As coronavirus cases and deaths spike in Iran, experts have warned the outbreak in the Islamic Republic could be far worse than officially reported, and emergency aid will be needed to help the sanctions-hit country avoid a humanitarian crisis.Fifty people have died from the new coronavirus in the Shiite Muslim holy city of Qom this month, a local official was quoted as saying by Iran’s semi-official ILNA news agency on Monday.
The new figure, which has yet to be confirmed by the government, is significantly higher than the official tally, which stands at 12 deaths out of 47 confirmed infections, according to state television.
More than 250 people are quarantined in the city, which is a popular place of religious study for Shiites from across Iran and other countries, Ahmad Amiriabadi Farahani, an official from Qom, told ILNA.
Compared with other coronavirus hotspots – including China, where the disease originated – Iran has an unusually high death rate. It has prompted experts to raise concerns over whether there has been an official cover-up of the scale of the epidemic, and whether the country will be able to contain the deadly disease.
“I’m very much concerned about the potential Covid-19 outbreak in Iran, and some other Asian countries with weak health systems,” said Chen Xi, assistant professor of health policy and economics at the Yale School of Public Health, referring to the disease caused by the coronavirus.
“While we still need to closely monitor any new cases in the coming days to reach an initial conclusion, the political system in Iran may greatly raise concerns about a cover-up,” he said.
Iran reported its first cases of the virus on February 13 and its first deaths six days later – two days before the country’s four-yearly legislative elections on Friday, which had an unusually low turnout because of widespread fears about the disease.
Authorities in Iran have announced a week-long closure of schools, universities and cultural centres across its 14 provinces in an effort to limit the spread of the virus.
But it has yet to release detailed information on the outbreak, including how many people are in quarantine and what kind of medical and other aid it may need to combat the disease.The virus appears to have spread quickly in the region, with neighbouring countries reporting infections among people travelling from Iran.

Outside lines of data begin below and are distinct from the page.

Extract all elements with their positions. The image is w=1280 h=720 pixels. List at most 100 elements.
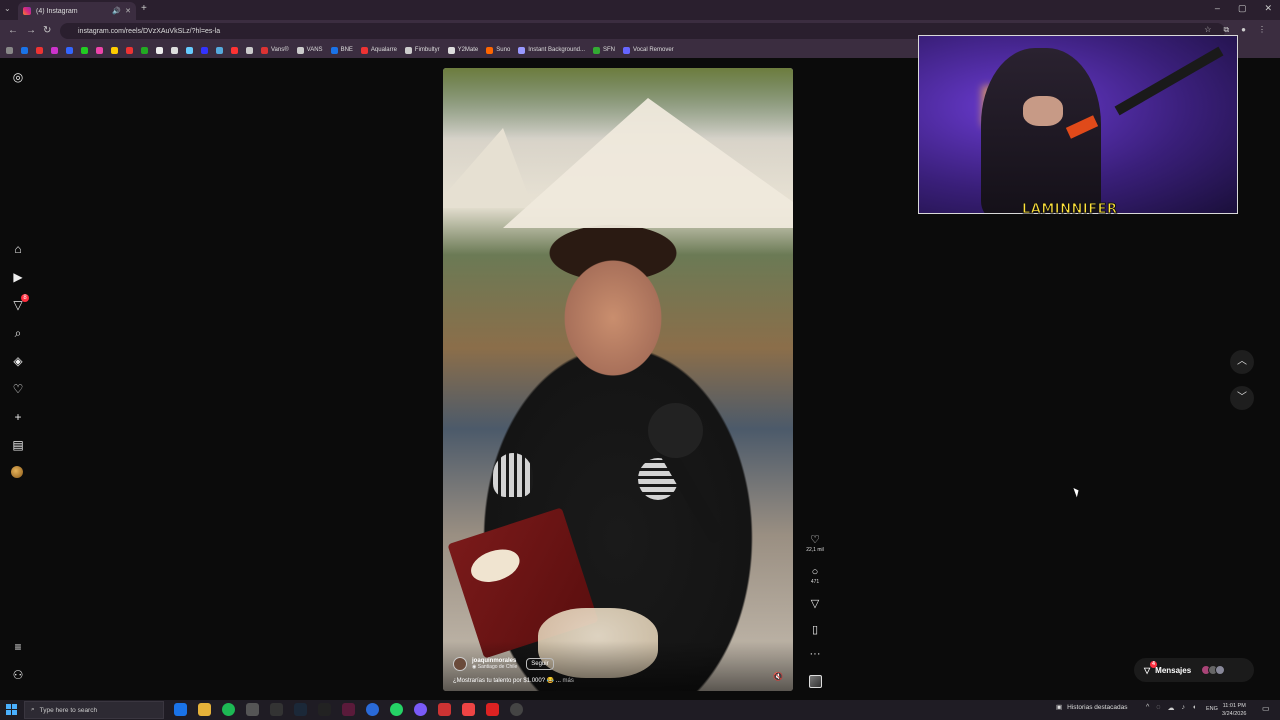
bookmark-icon[interactable] bbox=[171, 46, 178, 54]
instagram-logo-icon[interactable]: ◎ bbox=[11, 70, 25, 84]
bookmark-icon[interactable] bbox=[186, 46, 193, 54]
bookmark-icon[interactable] bbox=[141, 46, 148, 54]
tab-search-icon[interactable]: ⌄ bbox=[4, 4, 11, 13]
input-language[interactable]: ENG bbox=[1206, 706, 1218, 712]
volume-icon[interactable]: ◖ bbox=[1192, 704, 1196, 712]
onedrive-icon[interactable]: ☁ bbox=[1167, 704, 1174, 712]
explore-icon[interactable]: ◈ bbox=[11, 354, 25, 368]
follow-button[interactable]: Seguir bbox=[526, 658, 554, 670]
profile-avatar[interactable] bbox=[11, 466, 25, 480]
bookmark-fimbultyr[interactable]: Fimbultyr bbox=[404, 46, 440, 54]
network-icon[interactable]: ◌ bbox=[1156, 704, 1160, 712]
reel-video[interactable]: joaquinmorales ◉ Santiago de Chile Segui… bbox=[443, 68, 793, 691]
notifications-heart-icon[interactable]: ♡ bbox=[11, 382, 25, 396]
profile-icon[interactable]: ● bbox=[1241, 25, 1246, 35]
app-icon[interactable] bbox=[318, 703, 331, 716]
forward-icon[interactable]: → bbox=[26, 25, 36, 36]
video-scene bbox=[443, 128, 533, 208]
speaker-icon[interactable]: ♪ bbox=[1181, 704, 1185, 712]
audio-thumbnail[interactable] bbox=[803, 675, 827, 688]
notifications-icon[interactable]: ▭ bbox=[1262, 704, 1270, 713]
bookmark-icon[interactable] bbox=[216, 46, 223, 54]
reload-icon[interactable]: ↻ bbox=[43, 25, 51, 36]
bookmark-icon[interactable] bbox=[81, 46, 88, 54]
close-tab-icon[interactable]: ✕ bbox=[125, 7, 131, 15]
spotify-icon[interactable] bbox=[222, 703, 235, 716]
close-window-icon[interactable]: ✕ bbox=[1264, 3, 1272, 14]
bookmark-icon[interactable] bbox=[246, 46, 253, 54]
speaker-icon[interactable]: 🔊 bbox=[112, 7, 121, 15]
dashboard-icon[interactable]: ▤ bbox=[11, 438, 25, 452]
save-button[interactable]: ▯ bbox=[803, 624, 827, 636]
bookmark-icon[interactable] bbox=[66, 46, 73, 54]
messages-button[interactable]: ▽ 4 Mensajes bbox=[1134, 658, 1254, 682]
acrobat-icon[interactable] bbox=[486, 703, 499, 716]
bookmark-star-icon[interactable]: ☆ bbox=[1204, 25, 1211, 35]
caption-more-link[interactable]: más bbox=[563, 678, 574, 684]
next-reel-chevron-down-icon[interactable]: ﹀ bbox=[1230, 386, 1254, 410]
back-icon[interactable]: ← bbox=[8, 25, 18, 36]
author-location[interactable]: ◉ Santiago de Chile bbox=[472, 664, 517, 670]
more-options-button[interactable]: ··· bbox=[803, 648, 827, 660]
apps-icon[interactable] bbox=[6, 46, 13, 54]
previous-reel-chevron-up-icon[interactable]: ︿ bbox=[1230, 350, 1254, 374]
bookmark-icon[interactable] bbox=[231, 46, 238, 54]
menu-icon[interactable]: ⋮ bbox=[1258, 25, 1266, 35]
bookmark-icon[interactable] bbox=[126, 46, 133, 54]
maximize-icon[interactable]: ▢ bbox=[1238, 3, 1247, 14]
search-icon[interactable]: ⌕ bbox=[11, 326, 25, 340]
file-explorer-icon[interactable] bbox=[198, 703, 211, 716]
bookmark-vocal-remover[interactable]: Vocal Remover bbox=[623, 46, 674, 54]
minimize-icon[interactable]: – bbox=[1215, 3, 1220, 14]
whatsapp-icon[interactable] bbox=[390, 703, 403, 716]
video-scene bbox=[643, 398, 708, 463]
epic-games-icon[interactable] bbox=[270, 703, 283, 716]
threads-icon[interactable]: ⚇ bbox=[11, 668, 25, 682]
bookmark-icon[interactable] bbox=[201, 46, 208, 54]
create-plus-icon[interactable]: + bbox=[11, 410, 25, 424]
clock[interactable]: 11:01 PM 3/24/2026 bbox=[1222, 702, 1246, 718]
chrome-icon[interactable] bbox=[246, 703, 259, 716]
app-icon[interactable] bbox=[366, 703, 379, 716]
app-icon[interactable] bbox=[462, 703, 475, 716]
bookmark-bne[interactable]: BNE bbox=[330, 46, 353, 54]
bookmark-vans[interactable]: VANS bbox=[296, 46, 323, 54]
steam-icon[interactable] bbox=[294, 703, 307, 716]
discord-icon[interactable] bbox=[414, 703, 427, 716]
bookmark-icon[interactable] bbox=[21, 46, 28, 54]
reels-icon[interactable]: ▶ bbox=[11, 270, 25, 284]
share-button[interactable]: ▽ bbox=[803, 598, 827, 610]
comment-button[interactable]: ○ 471 bbox=[803, 566, 827, 585]
more-menu-icon[interactable]: ≡ bbox=[11, 640, 25, 654]
url-text: instagram.com/reels/DVzXAuVkSLz/?hl=es-l… bbox=[78, 27, 221, 35]
extensions-icon[interactable]: ⧉ bbox=[1223, 25, 1229, 35]
new-tab-button[interactable]: + bbox=[141, 3, 147, 14]
home-icon[interactable]: ⌂ bbox=[11, 242, 25, 256]
audio-mute-icon[interactable]: 🔇 bbox=[773, 672, 783, 681]
chevron-up-icon[interactable]: ^ bbox=[1146, 704, 1149, 712]
author-avatar[interactable] bbox=[453, 657, 467, 671]
bookmark-icon[interactable] bbox=[156, 46, 163, 54]
taskbar-widget[interactable]: ▣ Historias destacadas bbox=[1056, 703, 1128, 712]
taskbar-search-input[interactable]: ⌕ Type here to search bbox=[24, 701, 164, 719]
obs-icon[interactable] bbox=[510, 703, 523, 716]
app-icon[interactable] bbox=[342, 703, 355, 716]
bookmark-icon[interactable] bbox=[96, 46, 103, 54]
bookmark-instant-background[interactable]: Instant Background... bbox=[518, 46, 585, 54]
bookmark-icon[interactable] bbox=[36, 46, 43, 54]
bookmark-vans-r[interactable]: Vans® bbox=[261, 46, 289, 54]
bookmark-icon[interactable] bbox=[51, 46, 58, 54]
bookmark-aqualarre[interactable]: Aqualarre bbox=[360, 46, 397, 54]
messages-icon[interactable]: ▽ 8 bbox=[11, 294, 29, 312]
like-button[interactable]: ♡ 22,1 mil bbox=[803, 534, 827, 553]
bookmark-y2mate[interactable]: Y2Mate bbox=[447, 46, 478, 54]
browser-tab-instagram[interactable]: (4) Instagram 🔊 ✕ bbox=[18, 2, 136, 20]
taskbar-apps bbox=[174, 703, 523, 716]
bookmark-suno[interactable]: Suno bbox=[486, 46, 510, 54]
edge-icon[interactable] bbox=[174, 703, 187, 716]
windows-start-icon[interactable] bbox=[6, 704, 17, 715]
reel-caption[interactable]: ¿Mostrarías tu talento por $1.000? 😂 ...… bbox=[453, 677, 574, 684]
bookmark-icon[interactable] bbox=[111, 46, 118, 54]
app-icon[interactable] bbox=[438, 703, 451, 716]
bookmark-sfn[interactable]: SFN bbox=[593, 46, 615, 54]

Several countries, including Turkey, Iraq and Pakistan, have shut their borders with Iran. Many others, including Saudi Arabia, Kuwait and Afghanistan, have imposed travel and immigration restrictions on the Islamic Republic.However, the country’s supreme leader Ayatollah Ali Khamenei tried to play down the outbreak, accusing Tehran’s enemies of playing up “negative propaganda” over the coronavirus threat to undermine the elections, without naming Iran’s arch-rival the United States.
Chen and Chinese experts warned that Iran’s economy and its health care system had been hit hard by US-led sanctions over Tehran’s nuclear programme since the 1980s, especially those imposed after President Donald Trump withdrew Washington from the Iran nuclear deal in August 2018.

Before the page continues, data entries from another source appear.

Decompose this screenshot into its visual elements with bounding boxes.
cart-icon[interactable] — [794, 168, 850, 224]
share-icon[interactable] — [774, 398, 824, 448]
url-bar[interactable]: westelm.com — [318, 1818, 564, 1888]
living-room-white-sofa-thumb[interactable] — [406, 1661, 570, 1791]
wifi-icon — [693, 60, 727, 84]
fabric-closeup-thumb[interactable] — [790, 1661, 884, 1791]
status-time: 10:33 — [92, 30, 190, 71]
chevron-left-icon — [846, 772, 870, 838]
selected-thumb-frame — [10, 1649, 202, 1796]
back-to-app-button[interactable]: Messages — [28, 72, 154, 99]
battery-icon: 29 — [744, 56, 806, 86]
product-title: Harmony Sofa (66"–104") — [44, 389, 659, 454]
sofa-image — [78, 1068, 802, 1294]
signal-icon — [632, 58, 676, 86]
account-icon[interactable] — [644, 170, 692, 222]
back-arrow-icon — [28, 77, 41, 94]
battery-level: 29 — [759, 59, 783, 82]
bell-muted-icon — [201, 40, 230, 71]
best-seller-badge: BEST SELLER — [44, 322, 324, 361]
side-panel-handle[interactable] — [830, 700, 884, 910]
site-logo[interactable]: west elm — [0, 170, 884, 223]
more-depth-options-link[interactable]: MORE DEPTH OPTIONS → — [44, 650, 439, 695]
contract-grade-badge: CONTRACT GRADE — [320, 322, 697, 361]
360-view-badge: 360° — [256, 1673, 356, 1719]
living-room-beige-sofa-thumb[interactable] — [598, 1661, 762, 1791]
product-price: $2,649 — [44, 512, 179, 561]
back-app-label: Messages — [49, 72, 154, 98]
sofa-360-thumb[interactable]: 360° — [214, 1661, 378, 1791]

Studies by Human Rights Watch and other groups last year found the country’s health care sector was severely affected under the latest round of US sanctions, putting cancer and other patients in danger, without access to life-saving medicine.
Hua Liming, a former Chinese ambassador to Iran, said the outbreak was a major test for Tehran.

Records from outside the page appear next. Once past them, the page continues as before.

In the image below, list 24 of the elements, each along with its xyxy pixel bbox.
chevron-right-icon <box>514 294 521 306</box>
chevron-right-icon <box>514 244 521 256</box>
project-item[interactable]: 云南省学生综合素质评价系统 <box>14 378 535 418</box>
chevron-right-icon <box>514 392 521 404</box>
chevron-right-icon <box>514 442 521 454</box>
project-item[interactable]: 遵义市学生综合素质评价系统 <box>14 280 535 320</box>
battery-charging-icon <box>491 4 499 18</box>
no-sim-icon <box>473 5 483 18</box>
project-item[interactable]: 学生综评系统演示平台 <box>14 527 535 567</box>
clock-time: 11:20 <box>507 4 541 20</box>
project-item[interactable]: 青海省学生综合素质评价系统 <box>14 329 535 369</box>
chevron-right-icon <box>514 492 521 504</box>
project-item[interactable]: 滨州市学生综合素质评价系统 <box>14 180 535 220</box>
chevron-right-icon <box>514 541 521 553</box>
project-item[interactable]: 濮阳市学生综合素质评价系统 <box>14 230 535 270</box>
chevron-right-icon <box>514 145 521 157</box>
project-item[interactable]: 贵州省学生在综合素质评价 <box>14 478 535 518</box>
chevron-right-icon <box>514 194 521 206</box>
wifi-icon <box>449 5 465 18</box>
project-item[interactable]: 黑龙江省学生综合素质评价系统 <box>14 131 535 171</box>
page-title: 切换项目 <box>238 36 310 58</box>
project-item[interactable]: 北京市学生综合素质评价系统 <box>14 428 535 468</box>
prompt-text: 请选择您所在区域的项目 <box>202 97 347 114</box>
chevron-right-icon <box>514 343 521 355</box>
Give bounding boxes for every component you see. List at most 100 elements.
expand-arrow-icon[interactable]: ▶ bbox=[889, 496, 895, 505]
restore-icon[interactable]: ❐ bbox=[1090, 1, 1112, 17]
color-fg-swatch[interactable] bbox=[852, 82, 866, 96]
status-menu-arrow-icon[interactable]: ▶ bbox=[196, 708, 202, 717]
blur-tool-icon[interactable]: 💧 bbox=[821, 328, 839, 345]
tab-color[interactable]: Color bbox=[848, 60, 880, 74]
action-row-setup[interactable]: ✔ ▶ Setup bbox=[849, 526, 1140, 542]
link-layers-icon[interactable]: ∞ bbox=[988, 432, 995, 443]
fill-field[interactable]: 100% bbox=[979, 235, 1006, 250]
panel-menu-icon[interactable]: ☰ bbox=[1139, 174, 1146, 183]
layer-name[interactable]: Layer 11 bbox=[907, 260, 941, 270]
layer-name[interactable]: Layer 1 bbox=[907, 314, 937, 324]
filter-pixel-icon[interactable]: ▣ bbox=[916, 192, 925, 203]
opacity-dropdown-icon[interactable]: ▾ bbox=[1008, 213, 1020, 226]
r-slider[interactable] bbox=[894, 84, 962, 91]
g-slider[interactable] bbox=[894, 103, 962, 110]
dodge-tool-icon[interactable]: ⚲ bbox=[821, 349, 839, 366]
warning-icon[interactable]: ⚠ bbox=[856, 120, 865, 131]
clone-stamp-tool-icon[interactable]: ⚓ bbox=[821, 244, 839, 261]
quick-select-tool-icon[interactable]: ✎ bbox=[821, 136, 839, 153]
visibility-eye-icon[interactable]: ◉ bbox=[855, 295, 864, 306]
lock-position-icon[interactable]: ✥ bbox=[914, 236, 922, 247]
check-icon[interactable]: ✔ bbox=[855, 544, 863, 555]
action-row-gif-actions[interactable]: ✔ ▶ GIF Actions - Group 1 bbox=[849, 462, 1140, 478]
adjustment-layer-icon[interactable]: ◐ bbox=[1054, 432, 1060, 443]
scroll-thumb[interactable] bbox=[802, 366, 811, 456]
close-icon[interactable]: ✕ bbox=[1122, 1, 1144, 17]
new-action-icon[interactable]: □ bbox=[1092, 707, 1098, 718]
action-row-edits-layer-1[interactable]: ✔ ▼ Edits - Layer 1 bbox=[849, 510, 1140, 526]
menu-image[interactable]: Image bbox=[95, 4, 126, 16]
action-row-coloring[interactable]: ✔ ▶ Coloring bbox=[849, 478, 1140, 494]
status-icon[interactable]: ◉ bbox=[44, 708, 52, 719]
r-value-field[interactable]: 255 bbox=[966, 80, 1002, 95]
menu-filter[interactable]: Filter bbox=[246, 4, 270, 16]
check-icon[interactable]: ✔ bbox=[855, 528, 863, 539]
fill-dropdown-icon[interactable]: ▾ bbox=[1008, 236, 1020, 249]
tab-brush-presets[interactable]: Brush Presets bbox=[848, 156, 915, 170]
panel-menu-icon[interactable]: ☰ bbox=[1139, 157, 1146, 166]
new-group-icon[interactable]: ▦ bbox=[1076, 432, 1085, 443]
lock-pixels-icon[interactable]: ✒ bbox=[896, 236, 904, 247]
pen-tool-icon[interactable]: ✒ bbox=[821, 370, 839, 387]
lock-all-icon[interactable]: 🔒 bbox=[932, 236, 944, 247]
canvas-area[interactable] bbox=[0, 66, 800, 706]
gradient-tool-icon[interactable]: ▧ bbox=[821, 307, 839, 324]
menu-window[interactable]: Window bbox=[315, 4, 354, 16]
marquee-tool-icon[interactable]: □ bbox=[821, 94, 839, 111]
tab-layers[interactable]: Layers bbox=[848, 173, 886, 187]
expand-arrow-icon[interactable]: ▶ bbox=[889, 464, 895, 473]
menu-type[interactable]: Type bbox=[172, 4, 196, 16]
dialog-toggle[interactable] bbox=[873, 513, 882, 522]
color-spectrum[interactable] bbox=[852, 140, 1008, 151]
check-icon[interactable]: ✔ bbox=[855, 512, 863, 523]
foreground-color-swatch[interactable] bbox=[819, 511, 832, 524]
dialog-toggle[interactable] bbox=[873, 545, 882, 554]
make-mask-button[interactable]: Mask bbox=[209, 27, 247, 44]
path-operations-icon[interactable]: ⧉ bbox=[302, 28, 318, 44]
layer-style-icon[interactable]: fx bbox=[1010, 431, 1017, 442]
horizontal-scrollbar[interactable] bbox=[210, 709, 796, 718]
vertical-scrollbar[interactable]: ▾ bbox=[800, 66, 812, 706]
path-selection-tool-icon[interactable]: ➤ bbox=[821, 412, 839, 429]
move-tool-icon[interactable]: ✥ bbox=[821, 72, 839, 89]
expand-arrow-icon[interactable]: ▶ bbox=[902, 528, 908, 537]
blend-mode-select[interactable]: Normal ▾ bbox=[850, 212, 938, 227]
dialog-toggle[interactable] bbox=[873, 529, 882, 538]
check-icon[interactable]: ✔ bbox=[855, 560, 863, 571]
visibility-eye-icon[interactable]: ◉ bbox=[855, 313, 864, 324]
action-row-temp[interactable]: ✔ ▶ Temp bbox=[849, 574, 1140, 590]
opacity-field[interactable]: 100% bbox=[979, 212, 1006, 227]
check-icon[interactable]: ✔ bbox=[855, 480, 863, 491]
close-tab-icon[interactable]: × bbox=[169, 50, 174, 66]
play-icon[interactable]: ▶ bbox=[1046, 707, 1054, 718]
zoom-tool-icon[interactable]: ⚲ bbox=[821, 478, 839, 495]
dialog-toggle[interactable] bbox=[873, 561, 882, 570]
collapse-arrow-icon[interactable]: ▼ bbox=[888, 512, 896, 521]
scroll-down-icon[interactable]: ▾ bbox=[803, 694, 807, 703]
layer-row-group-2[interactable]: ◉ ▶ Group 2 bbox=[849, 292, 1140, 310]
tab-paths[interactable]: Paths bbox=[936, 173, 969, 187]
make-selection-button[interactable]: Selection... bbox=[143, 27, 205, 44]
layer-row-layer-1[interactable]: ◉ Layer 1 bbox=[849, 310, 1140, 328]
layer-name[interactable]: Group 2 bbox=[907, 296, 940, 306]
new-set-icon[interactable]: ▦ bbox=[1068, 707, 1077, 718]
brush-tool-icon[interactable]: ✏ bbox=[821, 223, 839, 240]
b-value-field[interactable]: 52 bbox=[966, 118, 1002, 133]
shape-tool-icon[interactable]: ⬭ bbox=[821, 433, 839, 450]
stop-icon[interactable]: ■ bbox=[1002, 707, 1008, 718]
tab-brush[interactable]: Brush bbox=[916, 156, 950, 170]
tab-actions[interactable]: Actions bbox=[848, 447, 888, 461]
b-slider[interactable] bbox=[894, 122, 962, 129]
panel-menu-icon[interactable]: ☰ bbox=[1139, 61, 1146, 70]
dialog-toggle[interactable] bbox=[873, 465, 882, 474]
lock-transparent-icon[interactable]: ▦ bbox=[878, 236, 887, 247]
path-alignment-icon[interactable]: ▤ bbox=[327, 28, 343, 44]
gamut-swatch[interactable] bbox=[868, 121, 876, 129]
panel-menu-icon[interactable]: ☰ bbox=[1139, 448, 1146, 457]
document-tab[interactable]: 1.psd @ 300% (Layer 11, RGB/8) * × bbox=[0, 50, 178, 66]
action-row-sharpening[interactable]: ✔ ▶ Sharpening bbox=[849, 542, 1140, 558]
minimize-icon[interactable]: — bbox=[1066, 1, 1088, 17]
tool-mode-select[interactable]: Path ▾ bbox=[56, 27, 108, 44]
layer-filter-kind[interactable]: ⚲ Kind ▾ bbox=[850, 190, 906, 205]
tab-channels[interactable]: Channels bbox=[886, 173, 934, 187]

“While I don’t think the outbreak in Iran will be as bad as in China, it is true that Iran lacks essential materials, especially in terms of its poorly equipped hospitals and medical staff, to cope with the disease by itself if this continues to escalate,” Hua said.
In a joint letter with other experts published in medical journal The Lancet in August, Iran’s deputy health minister Iraj Harirchi admitted different rounds of economic sanctions since 1980 have had harsh effects on the health and well-being of ordinary Iranians.The International Court of Justice in The Hague issued a rare ruling two years ago, ordering Washington to lift restrictive measures linked to humanitarian trade, food, medicine and civil aviation.
“The sanctions over decades have also intensified a shortage of medical supplies. Their diagnostic technologies are also lagging behind,” Chen said. “I think the international community should work together to transparently share passengers’ travel data, standardise the accuracy of test kits and allow humanitarian aid to ship to Iran,” he said.
“However, all these efforts may be uncertain and disrupted given the recent retreat from the Iran nuclear deal and Trump’s policy towards Iran.”